2. Par une ordonnance du 3 février 2023, la Cour a décidé
« que l’Organisation des Nations Unies et ses États Membres, ainsi que l’État
observateur de Palestine, [étaie]nt jugés susceptibles de fournir des renseignements sur
les questions soumises à la Cour pour avis consultatif et qu’ils pourr[aie]nt le faire dans
les délais fixés par la présente ordonnance ».
Elle a fixé au 25 juillet 2023 la date d’expiration du délai dans lequel des exposés écrits sur les
questions pourront lui être présentés.
3. La Principauté du Liechtenstein (ci-après le « Liechtenstein ») saisit la possibilité ainsi
offerte et soumet à la Cour, dans le délai prescrit et en bonne et due forme, les observations suivantes.
I. INTRODUCTION
4. La présentation par le Liechtenstein d’un exposé écrit est motivée par la conscience du rôle
important que joue la Cour en donnant des avis consultatifs et par l’intérêt général que le
Liechtenstein porte au renforcement de la primauté du droit au niveau international, objectif auquel
la Cour apporte une contribution essentielle.

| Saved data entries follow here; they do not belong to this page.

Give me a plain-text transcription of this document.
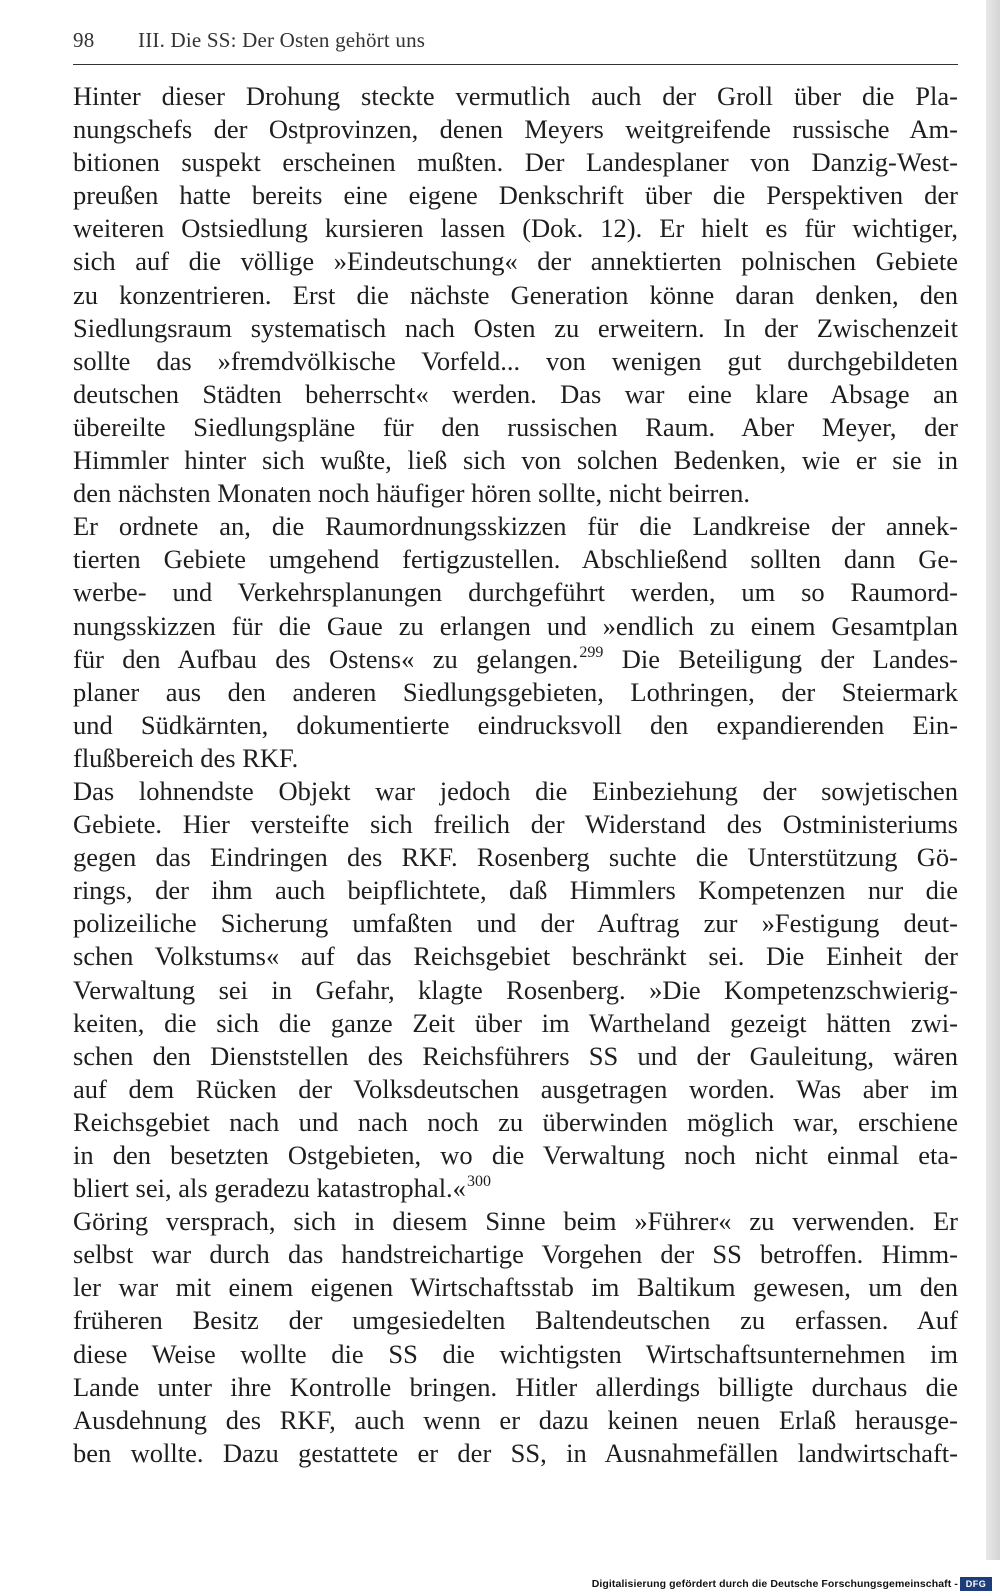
98 III. Die SS: Der Osten gehört uns
Hinter dieser Drohung steckte vermutlich auch der Groll über die Pla-
nungschefs der Ostprovinzen, denen Meyers weitgreifende russische Am-
bitionen suspekt erscheinen mußten. Der Landesplaner von Danzig-West-
preußen hatte bereits eine eigene Denkschrift über die Perspektiven der
weiteren Ostsiedlung kursieren lassen (Dok. 12). Er hielt es für wichtiger,
sich auf die völlige »Eindeutschung« der annektierten polnischen Gebiete
zu konzentrieren. Erst die nächste Generation könne daran denken, den
Siedlungsraum systematisch nach Osten zu erweitern. In der Zwischenzeit
sollte das »fremdvölkische Vorfeld... von wenigen gut durchgebildeten
deutschen Städten beherrscht« werden. Das war eine klare Absage an
übereilte Siedlungspläne für den russischen Raum. Aber Meyer, der
Himmler hinter sich wußte, ließ sich von solchen Bedenken, wie er sie in
den nächsten Monaten noch häufiger hören sollte, nicht beirren.
Er ordnete an, die Raumordnungsskizzen für die Landkreise der annek-
tierten Gebiete umgehend fertigzustellen. Abschließend sollten dann Ge-
werbe- und Verkehrsplanungen durchgeführt werden, um so Raumord-
nungsskizzen für die Gaue zu erlangen und »endlich zu einem Gesamtplan
für den Aufbau des Ostens« zu gelangen.$^{299}$ Die Beteiligung der Landes-
planer aus den anderen Siedlungsgebieten, Lothringen, der Steiermark
und Südkärnten, dokumentierte eindrucksvoll den expandierenden Ein-
flußbereich des RKF.
Das lohnendste Objekt war jedoch die Einbeziehung der sowjetischen
Gebiete. Hier versteifte sich freilich der Widerstand des Ostministeriums
gegen das Eindringen des RKF. Rosenberg suchte die Unterstützung Gö-
rings, der ihm auch beipflichtete, daß Himmlers Kompetenzen nur die
polizeiliche Sicherung umfaßten und der Auftrag zur »Festigung deut-
schen Volkstums« auf das Reichsgebiet beschränkt sei. Die Einheit der
Verwaltung sei in Gefahr, klagte Rosenberg. »Die Kompetenzschwierig-
keiten, die sich die ganze Zeit über im Wartheland gezeigt hätten zwi-
schen den Dienststellen des Reichsführers SS und der Gauleitung, wären
auf dem Rücken der Volksdeutschen ausgetragen worden. Was aber im
Reichsgebiet nach und nach noch zu überwinden möglich war, erschiene
in den besetzten Ostgebieten, wo die Verwaltung noch nicht einmal eta-
bliert sei, als geradezu katastrophal.«$^{300}$
Göring versprach, sich in diesem Sinne beim »Führer« zu verwenden. Er
selbst war durch das handstreichartige Vorgehen der SS betroffen. Himm-
ler war mit einem eigenen Wirtschaftsstab im Baltikum gewesen, um den
früheren Besitz der umgesiedelten Baltendeutschen zu erfassen. Auf
diese Weise wollte die SS die wichtigsten Wirtschaftsunternehmen im
Lande unter ihre Kontrolle bringen. Hitler allerdings billigte durchaus die
Ausdehnung des RKF, auch wenn er dazu keinen neuen Erlaß herausge-
ben wollte. Dazu gestattete er der SS, in Ausnahmefällen landwirtschaft-
Digitalisierung gefördert durch die Deutsche Forschungsgemeinschaft - DFG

Plus précisément, le Liechtenstein soumet le présent
exposé parce que, en tant que membre de la communauté internationale, il estime que le cadre
juridique international régissant le droit à l’autodétermination et le droit de l’occupation doit être
mieux défini, notamment en affirmant le caractère de jus cogens du droit à l’autodétermination et la
nature erga omnes des obligations qui en découlent. Il considère que l’autodétermination et les
conséquences juridiques d’une occupation, d’une colonisation et d’une annexion prolongées sont des
questions qui se prêtent à un avis consultatif, étant donné le rôle de premier plan que joue
l’Assemblée générale dans le maintien de la paix et de la sécurité internationales.
5. Le Liechtenstein est fermement convaincu de l’utilité de la fonction consultative de la Cour.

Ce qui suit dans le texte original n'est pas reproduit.